J’ai déjà évoqué mes débuts dans la composition dans un autre chapitre. Je ne vais donc pas revenir dessus ici. Mais j'ai envie de repréciser ce qui m’a toujours poussé à composer.  Quel est ce besoin que je ressens, finalement plutôt rare, puisque la plupart des instrumentistes ne le ressentent pas du tout? 

Au-delà de ma « rencontre » avec Mozart et de mon amour pour sa musique, je crois que ce qui m’a toujours attiré, et ce, dès le départ, était de « comprendre » comment on pouvait arriver à composer. Comment peut-on arriver à créer ? Par quels moyens ? 
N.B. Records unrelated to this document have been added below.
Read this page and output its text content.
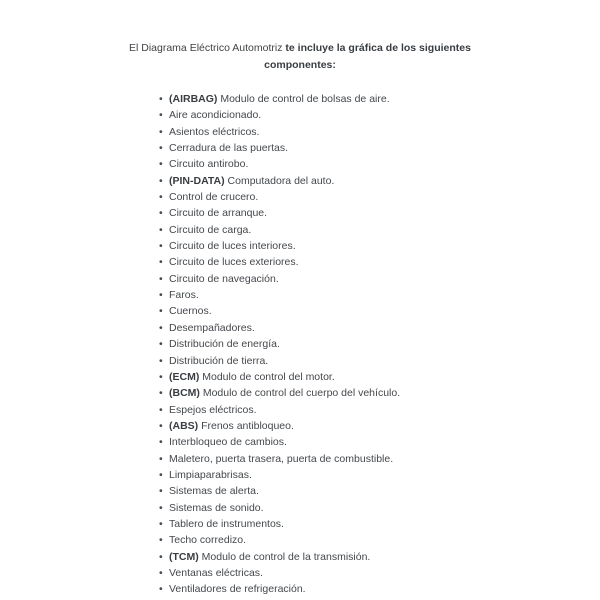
El Diagrama Eléctrico Automotriz te incluye la gráfica de los siguientes
componentes:
• (AIRBAG) Modulo de control de bolsas de aire.
• Aire acondicionado.
• Asientos eléctricos.
• Cerradura de las puertas.
• Circuito antirobo.
• (PIN-DATA) Computadora del auto.
• Control de crucero.
• Circuito de arranque.
• Circuito de carga.
• Circuito de luces interiores.
• Circuito de luces exteriores.
• Circuito de navegación.
• Faros.
• Cuernos.
• Desempañadores.
• Distribución de energía.
• Distribución de tierra.
• (ECM) Modulo de control del motor.
• (BCM) Modulo de control del cuerpo del vehículo.
• Espejos eléctricos.
• (ABS) Frenos antibloqueo.
• Interbloqueo de cambios.
• Maletero, puerta trasera, puerta de combustible.
• Limpiaparabrisas.
• Sistemas de alerta.
• Sistemas de sonido.
• Tablero de instrumentos.
• Techo corredizo.
• (TCM) Modulo de control de la transmisión.
• Ventanas eléctricas.
• Ventiladores de refrigeración.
La plupart du temps, les gens me disent qu’ils pensent que cela vient juste « comme ça »… Probablement pensent-ils ça à cause de « l’image que l’on a d’un génie » (comme Mozart) à qui l’inspiration vient et qui met sur le papier ses idées géniales sans même avoir à y retoucher. (Et pourtant, aussi génial que Mozart ait été, croyez-moi...il a beaucoup travaillé lui aussi...le don ne fait pas tout!) Mais composer, même si cela demande bien sûr un certain don, c’est aussi un vrai et grand travail. Un vrai métier même. Bien sûr, certains ont plus de facilités que d’autres (mais cela est vrai dans tous les domaines, n'est-ce pas?) et nous n’avons pas tous les mêmes méthodes, les même visions de la musique, les mêmes connaissances, les même envies, les mêmes choses à « dire » en musique, et aussi nous n’avons pas tous les « mêmes » outils pour dire ces choses.

C’est là le plus intéressant je trouve…les « outils » utilisés pour composer. Quand je parle d’outils, je ne parle pas de logiciels (même si aujourd’hui ils sont devenus aussi partie intégrante du travail de beaucoup de compositeurs, dont je fais partie), non, dans ce cas précis, quand je parle « d’outils », je parle des outils compositionnels qui nous permettent de comprendre le langage musical, qui nous permettent de voir comment une œuvre peut se construire et comment traduire nos pensées par des moyens musicaux.

Ces outils-là, ils restent souvent impénétrables pour beaucoup.  Et pour les maîtriser il faut je crois plus que des cours. Il faut avoir surtout une immense envie de chercher en profondeur. Alors chercher où ? A travers des cours, nous en parlions juste avant..oui...! Dans des livres, grâce à des vidéos, des tutoriels... (aujourd’hui, là aussi il y a bien plus de ressources que dans mon enfance)…oui…! Cela peut amener certaines réponses, c’est vrai!  Mais pour moi, le plus important n’est pas d’utiliser exclusivement ces outils-là. Moi, j’ai toujours été passionnée par l’envie de comprendre vraiment comment les grands compositeurs avaient fait, eux, pour construire leurs morceaux. J'avais envie d'arriver à décrypter leur univers, leur langage, leurs constructions musicales à eux. Et oui vous lisez bien, il s’agit de construction, de bâtir un discours, développer des idées, utiliser tous les moyens musicaux possibles pour « raconter quelque chose » de manière directe ou indirecte. Pour moi composer c’est tout d’abord avoir quelque chose à dire, à raconter, puis trouver comment le faire. 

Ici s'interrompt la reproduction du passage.